In a note to clients, Morgan Stanley Chief U.S. Equity Strategist Mike Wilson wrote that the firm still favors defensive stocks and more reliable stock picks heading into 2020, and says investors should adopt a choosier bias in the new year.

“We still think the greatest risk in the equity market remains in growth stocks where expectations are too high and priced,” Wilson wrote in the note. “From a sector standpoint, this is consumer discretionary broadly and expensive software and secular growth stocks.”

Instead, Wilson says, “Focus on what you own, not how much.”

Aside from outperformance from a handful of consumer discretionary stocks like Ulta (NASDAQ: ULTA), Wilson says the sector has lagged the broader market this year as communications, energy, and financial stocks have all pushed the major indexes higher.
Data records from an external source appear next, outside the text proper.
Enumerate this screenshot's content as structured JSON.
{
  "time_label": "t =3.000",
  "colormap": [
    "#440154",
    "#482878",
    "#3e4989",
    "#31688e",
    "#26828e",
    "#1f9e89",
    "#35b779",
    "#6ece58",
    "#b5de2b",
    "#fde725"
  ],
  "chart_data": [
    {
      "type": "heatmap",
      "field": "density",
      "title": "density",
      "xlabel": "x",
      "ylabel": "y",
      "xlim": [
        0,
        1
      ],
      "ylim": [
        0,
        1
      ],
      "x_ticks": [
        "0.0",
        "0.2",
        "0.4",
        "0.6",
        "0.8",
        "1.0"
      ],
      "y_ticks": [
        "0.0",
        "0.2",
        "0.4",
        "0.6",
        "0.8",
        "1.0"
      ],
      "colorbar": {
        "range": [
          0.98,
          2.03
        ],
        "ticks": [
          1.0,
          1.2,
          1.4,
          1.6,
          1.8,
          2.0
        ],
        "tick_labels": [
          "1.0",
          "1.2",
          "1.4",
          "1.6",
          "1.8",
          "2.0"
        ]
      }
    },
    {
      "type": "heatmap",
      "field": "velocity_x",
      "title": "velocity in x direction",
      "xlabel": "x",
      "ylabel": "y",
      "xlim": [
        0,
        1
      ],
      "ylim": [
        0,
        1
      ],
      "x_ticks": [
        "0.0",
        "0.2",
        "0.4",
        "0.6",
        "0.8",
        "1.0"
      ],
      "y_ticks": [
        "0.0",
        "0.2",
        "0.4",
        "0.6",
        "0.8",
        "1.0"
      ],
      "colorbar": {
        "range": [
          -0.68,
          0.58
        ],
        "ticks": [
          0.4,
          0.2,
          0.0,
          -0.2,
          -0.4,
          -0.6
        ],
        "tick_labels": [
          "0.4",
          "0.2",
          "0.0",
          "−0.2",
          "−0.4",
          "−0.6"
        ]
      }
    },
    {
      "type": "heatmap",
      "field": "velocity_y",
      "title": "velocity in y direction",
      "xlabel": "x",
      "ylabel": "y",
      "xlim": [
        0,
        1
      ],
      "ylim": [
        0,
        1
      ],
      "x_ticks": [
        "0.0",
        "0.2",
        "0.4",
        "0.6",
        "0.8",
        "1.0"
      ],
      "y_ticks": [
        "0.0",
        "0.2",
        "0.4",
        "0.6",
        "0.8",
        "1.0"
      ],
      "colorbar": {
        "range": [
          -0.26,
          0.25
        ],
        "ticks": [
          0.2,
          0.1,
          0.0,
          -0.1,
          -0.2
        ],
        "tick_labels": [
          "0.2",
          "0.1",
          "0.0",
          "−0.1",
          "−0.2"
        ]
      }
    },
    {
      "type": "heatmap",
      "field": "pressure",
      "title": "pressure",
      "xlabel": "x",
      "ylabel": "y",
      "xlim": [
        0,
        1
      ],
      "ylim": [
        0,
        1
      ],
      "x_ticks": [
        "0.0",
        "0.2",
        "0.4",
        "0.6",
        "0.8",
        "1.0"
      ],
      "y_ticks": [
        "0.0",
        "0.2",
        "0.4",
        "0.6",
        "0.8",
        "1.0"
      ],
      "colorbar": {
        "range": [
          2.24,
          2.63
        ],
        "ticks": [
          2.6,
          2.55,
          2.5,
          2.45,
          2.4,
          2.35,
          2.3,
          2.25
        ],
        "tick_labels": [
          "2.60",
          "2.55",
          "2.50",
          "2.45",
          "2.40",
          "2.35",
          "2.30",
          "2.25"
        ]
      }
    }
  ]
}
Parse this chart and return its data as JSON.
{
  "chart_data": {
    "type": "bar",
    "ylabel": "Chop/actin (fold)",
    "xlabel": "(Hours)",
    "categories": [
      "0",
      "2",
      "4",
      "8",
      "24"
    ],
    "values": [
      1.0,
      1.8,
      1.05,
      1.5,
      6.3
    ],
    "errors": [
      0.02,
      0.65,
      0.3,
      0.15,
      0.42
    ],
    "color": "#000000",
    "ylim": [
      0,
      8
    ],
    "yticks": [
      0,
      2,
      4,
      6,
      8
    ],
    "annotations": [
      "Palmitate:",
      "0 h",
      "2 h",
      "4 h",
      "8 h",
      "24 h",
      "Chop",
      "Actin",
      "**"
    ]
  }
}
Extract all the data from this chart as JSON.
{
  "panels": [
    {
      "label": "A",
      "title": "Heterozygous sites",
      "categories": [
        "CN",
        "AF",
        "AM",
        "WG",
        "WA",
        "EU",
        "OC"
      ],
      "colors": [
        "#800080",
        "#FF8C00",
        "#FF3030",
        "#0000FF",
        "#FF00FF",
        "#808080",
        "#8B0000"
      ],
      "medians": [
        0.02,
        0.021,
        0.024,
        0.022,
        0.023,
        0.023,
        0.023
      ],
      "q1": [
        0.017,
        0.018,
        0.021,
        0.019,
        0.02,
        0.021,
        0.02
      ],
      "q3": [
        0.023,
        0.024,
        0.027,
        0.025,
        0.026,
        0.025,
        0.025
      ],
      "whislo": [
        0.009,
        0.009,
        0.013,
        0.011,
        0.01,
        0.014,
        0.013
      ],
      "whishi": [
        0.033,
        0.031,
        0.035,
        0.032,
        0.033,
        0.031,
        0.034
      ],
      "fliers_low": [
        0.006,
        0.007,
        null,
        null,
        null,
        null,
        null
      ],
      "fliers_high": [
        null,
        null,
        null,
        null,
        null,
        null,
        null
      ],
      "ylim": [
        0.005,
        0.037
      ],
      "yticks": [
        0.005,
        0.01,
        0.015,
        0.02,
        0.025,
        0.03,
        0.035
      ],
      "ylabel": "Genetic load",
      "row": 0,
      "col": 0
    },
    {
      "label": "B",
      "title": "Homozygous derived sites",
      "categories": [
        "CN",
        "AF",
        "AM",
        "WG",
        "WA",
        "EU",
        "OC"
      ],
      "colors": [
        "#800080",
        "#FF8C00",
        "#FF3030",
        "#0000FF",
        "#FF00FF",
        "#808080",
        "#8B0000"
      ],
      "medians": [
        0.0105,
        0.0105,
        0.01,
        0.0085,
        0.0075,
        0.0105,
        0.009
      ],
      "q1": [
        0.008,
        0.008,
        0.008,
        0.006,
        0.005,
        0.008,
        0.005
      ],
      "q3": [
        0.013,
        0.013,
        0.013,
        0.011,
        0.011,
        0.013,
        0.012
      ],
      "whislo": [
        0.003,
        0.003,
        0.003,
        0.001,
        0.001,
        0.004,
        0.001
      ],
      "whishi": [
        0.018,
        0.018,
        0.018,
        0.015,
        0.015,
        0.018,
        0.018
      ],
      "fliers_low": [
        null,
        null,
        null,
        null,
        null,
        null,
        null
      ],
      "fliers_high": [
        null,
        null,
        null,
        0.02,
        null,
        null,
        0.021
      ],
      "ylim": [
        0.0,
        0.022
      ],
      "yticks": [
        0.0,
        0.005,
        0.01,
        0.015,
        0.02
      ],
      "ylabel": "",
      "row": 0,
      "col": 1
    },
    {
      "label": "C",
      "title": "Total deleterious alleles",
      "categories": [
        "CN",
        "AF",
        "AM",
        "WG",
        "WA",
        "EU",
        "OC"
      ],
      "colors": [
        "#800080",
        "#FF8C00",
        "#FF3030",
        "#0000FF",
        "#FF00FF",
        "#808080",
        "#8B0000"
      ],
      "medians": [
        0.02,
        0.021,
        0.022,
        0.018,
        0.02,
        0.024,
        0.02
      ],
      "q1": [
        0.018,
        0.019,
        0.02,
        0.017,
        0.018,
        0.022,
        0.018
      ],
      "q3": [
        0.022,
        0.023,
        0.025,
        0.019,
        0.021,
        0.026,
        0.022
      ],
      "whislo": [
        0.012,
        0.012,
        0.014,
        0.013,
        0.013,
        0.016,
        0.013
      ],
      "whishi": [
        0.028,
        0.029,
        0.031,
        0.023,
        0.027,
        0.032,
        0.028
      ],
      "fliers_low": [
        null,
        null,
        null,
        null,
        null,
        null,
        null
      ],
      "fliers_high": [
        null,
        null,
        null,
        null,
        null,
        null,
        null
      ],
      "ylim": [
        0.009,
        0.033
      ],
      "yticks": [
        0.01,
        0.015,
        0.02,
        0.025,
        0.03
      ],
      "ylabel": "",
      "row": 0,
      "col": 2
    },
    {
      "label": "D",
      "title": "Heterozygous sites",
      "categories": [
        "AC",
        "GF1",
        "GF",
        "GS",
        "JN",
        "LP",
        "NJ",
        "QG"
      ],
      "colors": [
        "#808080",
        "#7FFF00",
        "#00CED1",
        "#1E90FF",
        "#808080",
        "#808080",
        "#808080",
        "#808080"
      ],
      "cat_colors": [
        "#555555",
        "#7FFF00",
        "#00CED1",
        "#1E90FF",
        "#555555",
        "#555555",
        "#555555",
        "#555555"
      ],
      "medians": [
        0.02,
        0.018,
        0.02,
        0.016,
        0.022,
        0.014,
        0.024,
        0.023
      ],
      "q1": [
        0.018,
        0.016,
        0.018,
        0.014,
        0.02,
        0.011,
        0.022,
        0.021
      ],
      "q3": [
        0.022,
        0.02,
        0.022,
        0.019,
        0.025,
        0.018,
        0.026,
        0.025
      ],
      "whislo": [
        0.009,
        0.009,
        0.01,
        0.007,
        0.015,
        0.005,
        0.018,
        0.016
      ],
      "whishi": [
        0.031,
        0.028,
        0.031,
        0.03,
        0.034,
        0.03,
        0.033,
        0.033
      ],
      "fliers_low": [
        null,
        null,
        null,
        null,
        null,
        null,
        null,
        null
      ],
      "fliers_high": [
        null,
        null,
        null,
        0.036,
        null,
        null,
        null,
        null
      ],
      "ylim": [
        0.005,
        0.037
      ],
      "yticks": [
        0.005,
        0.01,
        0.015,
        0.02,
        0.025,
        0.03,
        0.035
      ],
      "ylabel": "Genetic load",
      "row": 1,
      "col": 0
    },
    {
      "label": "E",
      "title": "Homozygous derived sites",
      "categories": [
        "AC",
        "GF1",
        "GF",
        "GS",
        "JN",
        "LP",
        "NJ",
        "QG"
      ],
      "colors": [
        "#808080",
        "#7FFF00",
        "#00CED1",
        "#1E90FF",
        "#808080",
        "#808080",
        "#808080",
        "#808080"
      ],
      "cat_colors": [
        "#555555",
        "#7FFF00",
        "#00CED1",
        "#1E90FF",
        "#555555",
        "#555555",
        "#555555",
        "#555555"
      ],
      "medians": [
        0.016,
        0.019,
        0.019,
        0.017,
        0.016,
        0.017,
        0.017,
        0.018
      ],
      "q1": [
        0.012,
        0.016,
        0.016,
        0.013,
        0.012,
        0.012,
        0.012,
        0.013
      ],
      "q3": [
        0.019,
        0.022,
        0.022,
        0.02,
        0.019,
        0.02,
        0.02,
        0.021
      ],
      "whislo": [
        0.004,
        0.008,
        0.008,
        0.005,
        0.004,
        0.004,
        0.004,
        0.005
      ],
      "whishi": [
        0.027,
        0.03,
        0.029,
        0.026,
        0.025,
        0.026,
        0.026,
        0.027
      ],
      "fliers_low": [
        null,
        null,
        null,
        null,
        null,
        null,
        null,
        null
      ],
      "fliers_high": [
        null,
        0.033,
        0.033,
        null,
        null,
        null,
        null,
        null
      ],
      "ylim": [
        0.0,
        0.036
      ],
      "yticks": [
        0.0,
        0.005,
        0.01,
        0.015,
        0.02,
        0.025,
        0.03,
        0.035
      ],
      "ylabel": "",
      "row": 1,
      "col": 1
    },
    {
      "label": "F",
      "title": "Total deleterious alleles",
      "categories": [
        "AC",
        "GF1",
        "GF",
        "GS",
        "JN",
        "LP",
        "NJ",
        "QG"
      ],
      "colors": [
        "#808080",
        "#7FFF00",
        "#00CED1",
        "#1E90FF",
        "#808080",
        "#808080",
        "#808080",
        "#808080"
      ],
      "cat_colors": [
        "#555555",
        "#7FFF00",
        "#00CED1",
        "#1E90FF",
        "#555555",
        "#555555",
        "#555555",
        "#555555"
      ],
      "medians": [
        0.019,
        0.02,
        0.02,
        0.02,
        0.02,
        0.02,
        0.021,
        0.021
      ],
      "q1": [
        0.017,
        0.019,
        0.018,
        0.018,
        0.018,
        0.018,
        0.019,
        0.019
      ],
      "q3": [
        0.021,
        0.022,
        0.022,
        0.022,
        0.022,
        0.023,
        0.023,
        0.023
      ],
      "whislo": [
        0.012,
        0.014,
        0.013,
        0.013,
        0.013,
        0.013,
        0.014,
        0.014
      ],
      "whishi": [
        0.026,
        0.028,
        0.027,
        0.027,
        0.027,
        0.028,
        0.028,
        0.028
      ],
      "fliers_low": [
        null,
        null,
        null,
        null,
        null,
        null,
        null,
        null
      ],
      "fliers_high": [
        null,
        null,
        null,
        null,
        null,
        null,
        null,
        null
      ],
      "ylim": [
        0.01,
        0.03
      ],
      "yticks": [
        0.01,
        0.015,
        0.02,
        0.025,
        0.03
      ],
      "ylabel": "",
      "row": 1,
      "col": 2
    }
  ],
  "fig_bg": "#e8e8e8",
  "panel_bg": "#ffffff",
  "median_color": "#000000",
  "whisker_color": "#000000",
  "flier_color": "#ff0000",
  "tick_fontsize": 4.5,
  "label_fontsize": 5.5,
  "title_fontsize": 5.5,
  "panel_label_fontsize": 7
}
And while the market’s internal performance may not seem all that important, Wilson says the composition of equity outperformance shows that Wall Street may be starting to turn a bit more cautious in an expensive environment.

Many money managers have been cautioning investors about adding much more to their equity holdings on elevated valuations, but Morgan Stanley said it views the rotation out of growth stock in a more defensive light.

“Since the Fed began cutting, [discretionary and other growth stocks] have underperformed the S&P 500 and appear to be breaking down on a relative basis,” Wilson wrote. “Importantly, these groups underperformed [last] Friday when the market was up and earlier in the week when the market was down.”

“Despite a big rally in stocks, we continue to position our overweights / underweights away from growth and toward the more defensive parts of value (Staples, Utilities and Financials,” he said.

Wilson is one of Wall Streets biggest bears heading into 2020 and sees the S&P 500 ending next year at 3,000, -5% below where the index is at today, and said this fall that he expects “disappointing” earnings per share in the year ahead.

“We’d argue that in 2018, an aggressive Fed quashed one of this decade’s best years of growth, while this year, the Fed elevated asset prices despite broadly slowing growth – something we identified well in 2018 but missed this year,” Wilson wrote in November. 

“However, we expect that by April, the liquidity tailwind will fade and the market will focus more on fundamentals,” he added.